Trying to restart rxe with rxe_cfg stop && rxe_cfg start doesn't work because rxe_cfg stop times out. When rebooting the server (shutting down times out, so I unplug the power and reboot), however, everything works as expected again.

Does anyone have an idea what the problem is or how I could fix it? If needed I surely can supply further system information on monday.

roce_file_transfer

cobbwho commented 4 years ago

Hi, I have a problem similar to yours. Did you find a solution?

When I test softroce with ib_write_bw, I can get the right average bandwidth after the test. But then the network card seems to crash, I can't use commands like ifconfig or rxe_cfg, and ssh is still alive. The reboot command does not work, but a physical restart works, just like you mentioned.

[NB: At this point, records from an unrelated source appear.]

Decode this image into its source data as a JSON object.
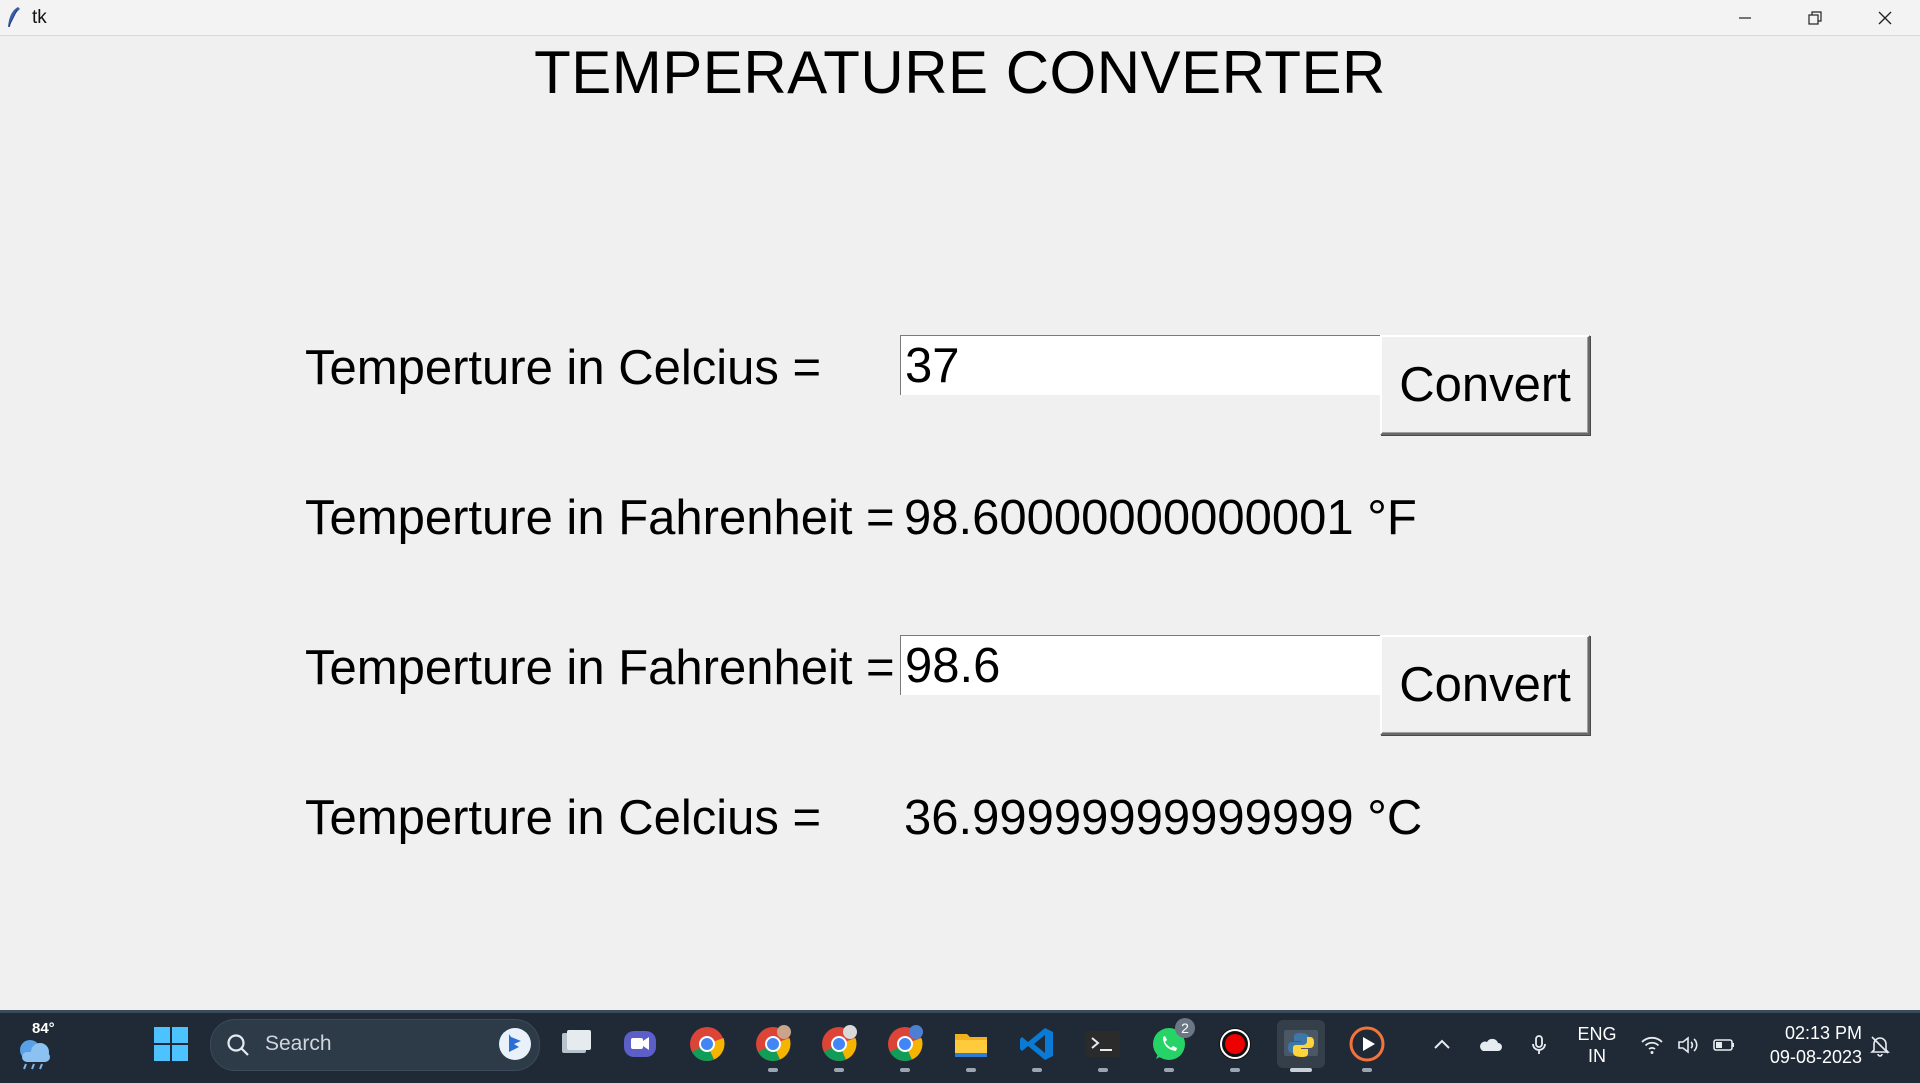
{
  "window": {
    "title": "tk",
    "controls": [
      "minimize-icon",
      "restore-icon",
      "close-icon"
    ]
  },
  "app": {
    "heading": "TEMPERATURE CONVERTER",
    "row1": {
      "label": "Temperture in Celcius =",
      "input_value": "37",
      "button": "Convert"
    },
    "row2": {
      "label": "Temperture in Fahrenheit =",
      "result": "98.60000000000001 °F"
    },
    "row3": {
      "label": "Temperture in Fahrenheit =",
      "input_value": "98.6",
      "button": "Convert"
    },
    "row4": {
      "label": "Temperture in Celcius =",
      "result": "36.99999999999999 °C"
    }
  },
  "taskbar": {
    "weather_temp": "84°",
    "search_placeholder": "Search",
    "apps": [
      {
        "name": "start-icon"
      },
      {
        "name": "task-view-icon"
      },
      {
        "name": "meet-icon"
      },
      {
        "name": "chrome-icon"
      },
      {
        "name": "chrome-profile-1-icon"
      },
      {
        "name": "chrome-profile-2-icon"
      },
      {
        "name": "chrome-profile-3-icon"
      },
      {
        "name": "file-explorer-icon"
      },
      {
        "name": "vscode-icon"
      },
      {
        "name": "terminal-icon"
      },
      {
        "name": "whatsapp-icon",
        "badge": "2"
      },
      {
        "name": "record-icon"
      },
      {
        "name": "python-icon",
        "active": true
      },
      {
        "name": "media-player-icon"
      }
    ],
    "tray": {
      "language_top": "ENG",
      "language_bottom": "IN",
      "time": "02:13 PM",
      "date": "09-08-2023"
    },
    "colors": {
      "taskbar_bg": "#1f2a36",
      "window_bg": "#f0f0f0"
    }
  }
}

Nik-Sch commented 4 years ago

No I was not able to solve it. I was also having some bandwidth problems in the VirtualBox Environment and as the virtualization was just early testing I just proceeded to "real" servers and the problem was gone. In general I experienced that these kernel modules were not perfectly working in virtualized environment but I cannot directly show any dmesg outputs or similar. I have also seen a lot of stability improvements in the new Mellanox OFED drivers (4.7) which render rxe_cfg deprecated in favor of other tools provided (Mellanox docs).

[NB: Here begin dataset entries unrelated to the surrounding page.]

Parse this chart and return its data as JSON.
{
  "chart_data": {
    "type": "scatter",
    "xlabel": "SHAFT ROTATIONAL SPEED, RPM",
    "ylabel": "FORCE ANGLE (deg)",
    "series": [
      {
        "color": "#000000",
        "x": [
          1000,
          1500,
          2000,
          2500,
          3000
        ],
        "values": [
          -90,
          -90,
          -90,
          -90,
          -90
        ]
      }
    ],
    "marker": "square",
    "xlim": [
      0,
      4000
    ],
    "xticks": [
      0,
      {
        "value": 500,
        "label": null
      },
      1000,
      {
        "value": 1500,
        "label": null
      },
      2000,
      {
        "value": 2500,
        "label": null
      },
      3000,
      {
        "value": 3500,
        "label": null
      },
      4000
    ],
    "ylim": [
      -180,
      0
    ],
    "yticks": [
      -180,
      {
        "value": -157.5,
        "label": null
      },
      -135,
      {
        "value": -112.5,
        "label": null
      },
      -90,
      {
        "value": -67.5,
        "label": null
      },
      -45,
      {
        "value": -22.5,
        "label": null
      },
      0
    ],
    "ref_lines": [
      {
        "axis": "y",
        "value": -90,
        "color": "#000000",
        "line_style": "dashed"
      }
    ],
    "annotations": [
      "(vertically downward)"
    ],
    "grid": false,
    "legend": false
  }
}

cobbwho commented 4 years ago

Hi, bro. Thank you so much for your prompt answer. Although I still don't know why it caused the crash, I found a way to avoid the computer crash. The point is the state of the computer. For my program testing process, when I use this command ./rxe_cfg start , any new ssh connection will cause the computer to crash(the reboot command does not work, you must restart it manually). But as long as the computer does not create a new ssh connection, there will be no problems. In addition, when I use this rmmod module or this ./rxe_cfg stop after, the new ssh connection does not cause the computer to crash.

Keepmoving-ZXY commented 3 years ago

I encounter the same error when run in a non root linux user.

Keepmoving-ZXY commented 3 years ago

I encounter the same error when run in a non root linux user.

And no error occurs when run code in root user.